The CARES Act temporarily suspended Medicare sequestration
Now, providers are asking for further relief through 2021
Back in 2012, federal officials passed an across-the-board sequester on Medicare payments under the Sequestration Transparency Act, cutting provider funding by 2% each year. The cuts were designed to save the government an estimated $9 billion over the course of a decade in hopes of mitigating the country’s debt ceiling crisis.
The financial loss has been a difficult—but somewhat manageable—blow to facilities. Now, since the start of the coronavirus pandemic, advocates say without immediate sequestration relief, “America’s healthcare safety net could be at further risk of collapse.”
This week, top long-term care providers pleaded for Congress to extend the CARES Act sequester moratorium through 2021, or at least until the pandemic ceases. As operators struggle to stay afloat, the last thing they need are increased financial penalties.
Medicare cut data reported by McKnight’s LTC News
Relief on the way?
In a letter to Congress, industry leaders wrote, “Given that the public health emergency is certain to continue into 2021, it is a safe assumption that America’s health care providers will continue to face the overwhelming financial challenges and pressures associated with higher overhead costs due to personal protective equipment and other safeguards.”
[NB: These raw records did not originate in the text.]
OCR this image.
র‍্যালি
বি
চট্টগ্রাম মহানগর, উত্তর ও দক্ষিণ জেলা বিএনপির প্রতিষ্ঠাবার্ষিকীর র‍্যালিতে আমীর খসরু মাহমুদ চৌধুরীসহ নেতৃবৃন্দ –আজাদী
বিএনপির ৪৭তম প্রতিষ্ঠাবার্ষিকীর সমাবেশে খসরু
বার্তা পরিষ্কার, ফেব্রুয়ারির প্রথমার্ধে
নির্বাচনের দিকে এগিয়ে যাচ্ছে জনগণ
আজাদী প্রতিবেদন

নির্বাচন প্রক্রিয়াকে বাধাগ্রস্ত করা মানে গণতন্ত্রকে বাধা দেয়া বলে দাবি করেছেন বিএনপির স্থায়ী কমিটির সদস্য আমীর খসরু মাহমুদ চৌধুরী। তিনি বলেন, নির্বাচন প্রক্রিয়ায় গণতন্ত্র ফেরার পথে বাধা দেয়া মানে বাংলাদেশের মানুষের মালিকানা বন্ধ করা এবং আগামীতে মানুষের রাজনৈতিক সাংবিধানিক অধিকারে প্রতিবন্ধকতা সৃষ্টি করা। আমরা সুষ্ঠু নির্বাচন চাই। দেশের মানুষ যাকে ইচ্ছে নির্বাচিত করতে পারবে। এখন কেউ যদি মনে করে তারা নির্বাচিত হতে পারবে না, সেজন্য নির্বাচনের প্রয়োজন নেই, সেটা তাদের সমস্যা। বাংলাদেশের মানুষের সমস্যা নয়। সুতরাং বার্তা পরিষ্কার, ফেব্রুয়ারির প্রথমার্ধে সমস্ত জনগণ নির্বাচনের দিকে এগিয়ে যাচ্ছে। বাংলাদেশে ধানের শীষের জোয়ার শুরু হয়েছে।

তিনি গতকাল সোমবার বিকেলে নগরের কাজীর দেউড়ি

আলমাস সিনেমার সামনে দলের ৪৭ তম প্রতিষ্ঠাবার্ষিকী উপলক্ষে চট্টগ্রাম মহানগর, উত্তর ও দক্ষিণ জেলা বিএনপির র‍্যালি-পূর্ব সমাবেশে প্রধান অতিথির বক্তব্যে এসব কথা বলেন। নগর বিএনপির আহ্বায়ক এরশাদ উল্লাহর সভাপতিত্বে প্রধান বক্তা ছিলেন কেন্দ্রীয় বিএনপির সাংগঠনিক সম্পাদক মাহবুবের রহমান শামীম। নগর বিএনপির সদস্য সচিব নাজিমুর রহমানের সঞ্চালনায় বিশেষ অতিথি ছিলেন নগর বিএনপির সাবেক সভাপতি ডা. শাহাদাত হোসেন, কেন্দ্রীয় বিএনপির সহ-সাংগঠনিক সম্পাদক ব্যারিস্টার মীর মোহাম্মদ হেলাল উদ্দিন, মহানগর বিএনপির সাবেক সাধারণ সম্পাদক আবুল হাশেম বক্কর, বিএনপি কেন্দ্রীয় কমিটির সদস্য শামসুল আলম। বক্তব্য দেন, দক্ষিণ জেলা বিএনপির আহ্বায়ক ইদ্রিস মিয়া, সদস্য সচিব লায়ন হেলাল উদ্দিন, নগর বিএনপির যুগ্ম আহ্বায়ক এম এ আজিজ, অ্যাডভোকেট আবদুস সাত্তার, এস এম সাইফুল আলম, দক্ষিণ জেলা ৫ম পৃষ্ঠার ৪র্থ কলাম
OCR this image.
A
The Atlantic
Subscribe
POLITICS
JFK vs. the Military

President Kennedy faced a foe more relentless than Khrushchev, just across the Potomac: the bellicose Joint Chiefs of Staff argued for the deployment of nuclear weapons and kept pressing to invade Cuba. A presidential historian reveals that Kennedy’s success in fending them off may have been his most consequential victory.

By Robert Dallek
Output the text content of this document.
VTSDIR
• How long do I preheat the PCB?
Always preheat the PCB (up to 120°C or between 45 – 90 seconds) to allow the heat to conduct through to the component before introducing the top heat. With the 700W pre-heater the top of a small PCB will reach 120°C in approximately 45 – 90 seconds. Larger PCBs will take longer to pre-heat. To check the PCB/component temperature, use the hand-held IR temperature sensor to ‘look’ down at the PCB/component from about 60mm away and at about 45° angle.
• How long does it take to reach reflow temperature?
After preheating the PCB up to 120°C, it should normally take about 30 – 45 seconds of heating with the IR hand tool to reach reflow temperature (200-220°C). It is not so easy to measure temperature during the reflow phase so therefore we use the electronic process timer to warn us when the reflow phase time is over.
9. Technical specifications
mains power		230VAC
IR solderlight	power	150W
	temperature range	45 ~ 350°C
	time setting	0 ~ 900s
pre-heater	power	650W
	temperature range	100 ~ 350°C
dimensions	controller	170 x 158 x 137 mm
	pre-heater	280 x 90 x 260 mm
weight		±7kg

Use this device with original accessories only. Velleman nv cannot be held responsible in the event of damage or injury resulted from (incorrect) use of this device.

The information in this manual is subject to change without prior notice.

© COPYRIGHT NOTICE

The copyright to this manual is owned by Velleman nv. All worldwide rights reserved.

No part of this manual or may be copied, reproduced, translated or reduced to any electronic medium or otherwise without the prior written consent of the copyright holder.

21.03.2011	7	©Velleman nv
As evidenced in a 2012 report, states most affected by the 2% cuts are among the most populous—including New York, New Jersey, and Pennsylvania. Long-term care advocates hope officials will continue to postpone sequestration, granting providers a little extra money per applicable Medicare claim.
Here at SpecialtyRx, we’re hoping for a speedy response from lawmakers. Meanwhile, healthcare advocates are also asking state and federal officials to ease up on fines and litigation related to COVID-19 outcomes. As we learn to navigate this deadly virus, it’s important to support facilities in their heroic efforts.